Cutting back on dining out, limiting trips to the coffee shop and choosing cheaper, less healthy options are some of the ways a new survey finds that British Columbians are changing their eating habits amid rising food costs.
The poll, conducted by Research Co., found that the overwhelming majority of those asked reported having adjusted their spending on food over the last two months. The results, released Wednesday, found just 14 per cent of people said they have made no changes.
“We have a lot of people who say, ‘I’m not going to the coffee shop as often as I used to, I’m not buying lunch on a weekday, I’m not going out to dinner on a weekend,’ “Pollster Maria Canseco told CTV News.
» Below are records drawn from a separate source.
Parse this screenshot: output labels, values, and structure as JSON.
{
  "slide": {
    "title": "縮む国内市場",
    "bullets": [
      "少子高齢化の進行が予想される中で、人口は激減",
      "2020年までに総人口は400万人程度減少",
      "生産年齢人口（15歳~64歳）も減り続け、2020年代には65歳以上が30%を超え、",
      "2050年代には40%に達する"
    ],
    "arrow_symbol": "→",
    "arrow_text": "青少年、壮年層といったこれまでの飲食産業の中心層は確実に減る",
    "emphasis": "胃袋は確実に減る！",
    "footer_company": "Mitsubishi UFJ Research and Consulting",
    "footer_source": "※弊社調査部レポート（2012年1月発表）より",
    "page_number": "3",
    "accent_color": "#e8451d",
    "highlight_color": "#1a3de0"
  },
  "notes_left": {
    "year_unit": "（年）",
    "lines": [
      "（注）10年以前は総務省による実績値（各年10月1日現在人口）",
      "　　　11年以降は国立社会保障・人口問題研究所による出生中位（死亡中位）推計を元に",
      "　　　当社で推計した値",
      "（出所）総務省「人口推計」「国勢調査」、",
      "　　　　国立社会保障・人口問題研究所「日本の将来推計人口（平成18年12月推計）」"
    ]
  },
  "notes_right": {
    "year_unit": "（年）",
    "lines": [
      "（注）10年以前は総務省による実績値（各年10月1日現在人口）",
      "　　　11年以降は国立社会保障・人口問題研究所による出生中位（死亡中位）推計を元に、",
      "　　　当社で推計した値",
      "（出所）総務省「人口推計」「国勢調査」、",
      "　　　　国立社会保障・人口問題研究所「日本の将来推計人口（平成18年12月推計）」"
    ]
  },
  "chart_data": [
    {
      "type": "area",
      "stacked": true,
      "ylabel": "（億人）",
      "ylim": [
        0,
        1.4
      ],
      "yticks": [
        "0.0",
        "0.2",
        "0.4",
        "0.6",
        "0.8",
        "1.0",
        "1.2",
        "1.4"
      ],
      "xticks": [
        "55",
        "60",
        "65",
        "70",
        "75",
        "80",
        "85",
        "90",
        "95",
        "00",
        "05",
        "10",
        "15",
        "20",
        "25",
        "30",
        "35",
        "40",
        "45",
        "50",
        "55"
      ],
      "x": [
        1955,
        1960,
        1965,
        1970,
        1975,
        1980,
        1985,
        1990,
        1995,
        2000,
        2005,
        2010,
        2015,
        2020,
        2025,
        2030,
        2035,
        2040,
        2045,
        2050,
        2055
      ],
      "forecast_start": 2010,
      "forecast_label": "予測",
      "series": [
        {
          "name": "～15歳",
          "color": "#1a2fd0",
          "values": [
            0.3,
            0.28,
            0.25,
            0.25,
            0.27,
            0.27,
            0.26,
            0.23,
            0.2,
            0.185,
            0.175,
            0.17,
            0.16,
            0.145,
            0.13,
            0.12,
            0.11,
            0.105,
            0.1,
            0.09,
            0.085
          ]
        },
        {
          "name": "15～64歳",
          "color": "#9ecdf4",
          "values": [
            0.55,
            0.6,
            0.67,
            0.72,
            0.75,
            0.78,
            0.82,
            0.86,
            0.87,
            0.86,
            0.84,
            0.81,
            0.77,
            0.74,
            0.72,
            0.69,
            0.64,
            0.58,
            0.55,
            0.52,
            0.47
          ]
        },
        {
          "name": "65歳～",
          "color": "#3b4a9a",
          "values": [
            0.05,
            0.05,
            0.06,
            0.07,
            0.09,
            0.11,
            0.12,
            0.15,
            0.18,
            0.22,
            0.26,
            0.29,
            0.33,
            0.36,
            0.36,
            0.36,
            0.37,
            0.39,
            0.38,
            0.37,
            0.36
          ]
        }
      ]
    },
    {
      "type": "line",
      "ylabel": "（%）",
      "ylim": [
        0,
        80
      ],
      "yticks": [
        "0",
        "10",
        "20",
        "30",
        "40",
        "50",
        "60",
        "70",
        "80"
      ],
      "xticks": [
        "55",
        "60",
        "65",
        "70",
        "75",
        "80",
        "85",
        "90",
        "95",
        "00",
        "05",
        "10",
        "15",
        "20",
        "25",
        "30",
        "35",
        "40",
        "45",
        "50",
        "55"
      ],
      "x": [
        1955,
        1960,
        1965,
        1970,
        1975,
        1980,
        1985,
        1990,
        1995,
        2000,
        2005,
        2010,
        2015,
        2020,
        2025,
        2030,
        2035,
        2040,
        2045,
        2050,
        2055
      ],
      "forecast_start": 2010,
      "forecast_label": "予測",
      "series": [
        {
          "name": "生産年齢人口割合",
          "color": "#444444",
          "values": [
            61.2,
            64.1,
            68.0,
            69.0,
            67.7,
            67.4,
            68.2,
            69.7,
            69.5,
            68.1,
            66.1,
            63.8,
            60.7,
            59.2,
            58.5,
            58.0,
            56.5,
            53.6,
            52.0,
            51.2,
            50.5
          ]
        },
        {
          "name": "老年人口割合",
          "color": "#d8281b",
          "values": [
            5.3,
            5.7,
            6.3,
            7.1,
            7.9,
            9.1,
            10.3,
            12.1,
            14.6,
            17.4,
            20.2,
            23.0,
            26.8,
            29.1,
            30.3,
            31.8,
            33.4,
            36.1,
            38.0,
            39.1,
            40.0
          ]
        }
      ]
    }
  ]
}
Looking at the numbers, 56 per cent said they were foregoing trips to a café, 61 per cent have cut back on lunches out, and 64 per cent have limited weekend visits to restaurants. The majority cited an increase in the cost of eating out as the reason for this change.
But rising bills at the grocery store were also something reported by four out of five respondents, and Canseco said that’s impacting what people throughout the province are choosing to purchase and consume.
“We have a third of BC residents who say, ‘My diet is not healthy.’ And the number one reason for that is, 61 per cent tell us that that they can’t afford to be more careful when it comes to their own nutrition,” he said.
“The prices are just too high for us to be as observant about nutrition as we used to.”
The most recent data available on the consumer price index in BC looked at September of 2022 and found a year-over-year increase in food costs of 9.2 per cent. The price of groceries was up 10.3 per cent, while restaurant prices were up 6.2 per cent.